President Ian Khama's exclusive executive powers were on Friday reaffirmed by three High Court judges when they ruled Friday afternoon that the power to appoint judges to the bench vests exclusively with the President, not the Judicial Service Commission (JSC). Attorney Omphemetse Motumise and the Law Society of Botswana (LSB) had dragged Khama to court challenging his decision to refuse to appoint the former citing 'national security' among other considerations. Motumise and LSB wanted court to declare that the president is bound to follow and implement the lawful advice of the JSC, and to review and set aside Khama's decision not to appoint Motumise as a judge. They argued that the president acted irrationally by refusing to give reasons for refusal. But Justice Walia differed, saying it was benevolent of him to not make a disclosure in public lest the applicant suffer damage to his reputation. "The President committed no reviewable wrong in making the decision," he said.
Justice Walia also crashed the argument by Motumise and LSB that the power of appointing judges is vested with the JSC, with the president's role just ceremonial and a formality. He said such argument is flawed because if the JSC was always intended as the sole appointing authority, there would be no need to bring in the president. "The president too enjoys absolute and some tempered powers. There is another reason why section96 (2) may not be construed as vesting the ultimate power of appointment in the JSC. The JSC does not even play an advisory role. Having made a recommendation, it falls out of the picture altogether. How then can it ever be regarded as the appointing authority," he said. The applicants also wanted court to declare that the representative of LSB on the JSC is entitled to report to and consult with the Council of the Law Society on all matters relating to the appointment of judges.

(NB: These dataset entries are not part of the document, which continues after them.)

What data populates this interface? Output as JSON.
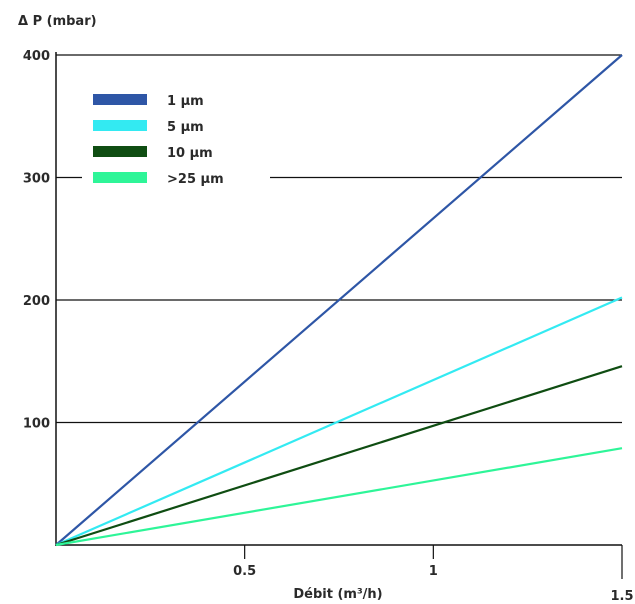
{
  "chart_data": {
    "type": "line",
    "title": "",
    "xlabel": "Débit (m³/h)",
    "ylabel": "Δ P (mbar)",
    "xlim": [
      0,
      1.5
    ],
    "ylim": [
      0,
      400
    ],
    "x_ticks": [
      "0.5",
      "1",
      "1.5"
    ],
    "x_tick_values": [
      0.5,
      1,
      1.5
    ],
    "y_ticks": [
      "100",
      "200",
      "300",
      "400"
    ],
    "y_tick_values": [
      100,
      200,
      300,
      400
    ],
    "grid": "horizontal",
    "legend_position": "top-left",
    "series": [
      {
        "name": "1 µm",
        "color": "#2e56a6",
        "x": [
          0,
          1.5
        ],
        "y": [
          0,
          400
        ]
      },
      {
        "name": "5 µm",
        "color": "#33eaf2",
        "x": [
          0,
          1.5
        ],
        "y": [
          0,
          202
        ]
      },
      {
        "name": "10 µm",
        "color": "#0f4d12",
        "x": [
          0,
          1.5
        ],
        "y": [
          0,
          146
        ]
      },
      {
        "name": ">25 µm",
        "color": "#2ef598",
        "x": [
          0,
          1.5
        ],
        "y": [
          0,
          79
        ]
      }
    ]
  }
}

They also wanted the court to order that the JSC's interviews of candidates for appointment as judges must as a rule be open to the public and that the JSC must make public the outcome of its deliberations on the appointment of judges.
Justice Walia went on to refuse to grant all of the orders sought by Motumise and LSB in relation to the conduct and process of the JSC. Commenting on foreign judgment and other material referred to by the parties, Walia commented thus: "Although helpful they might be in their own context and jurisdiction, the wholesale importation thereof in this matter has been of little assistance. While foreign judgments have played and will continue to play a role in developing local jurisprudence, our courts should be guided predominantly by local laws, precedence, conditions and ethos. I can think of very few areas of human endeavour not covered by local jurisprudence". No sooner had the judges retreated to the chambers than Motumise and his lawyers were declaring that they disagree with the decision and will launch an appeal in due course. Motumise's lawyer Tshiamo Rantao said they do not agree with the conclusions of the judges and will be taking the matter on appeal.
Asked to comment of the point made by Justice Walia that their prayer for costs, because of the nature of the case, was not properly before court and was not brought in public interest Rantao said: "It's a paradox. It is contradictory because the judge stated in the early paragraphs of the judgment that the matter is of major public interest. How can they at the end on determination of costs turn around and say it was not brought on public interest but rather with the intention to challenge Motumise's non-appointment”.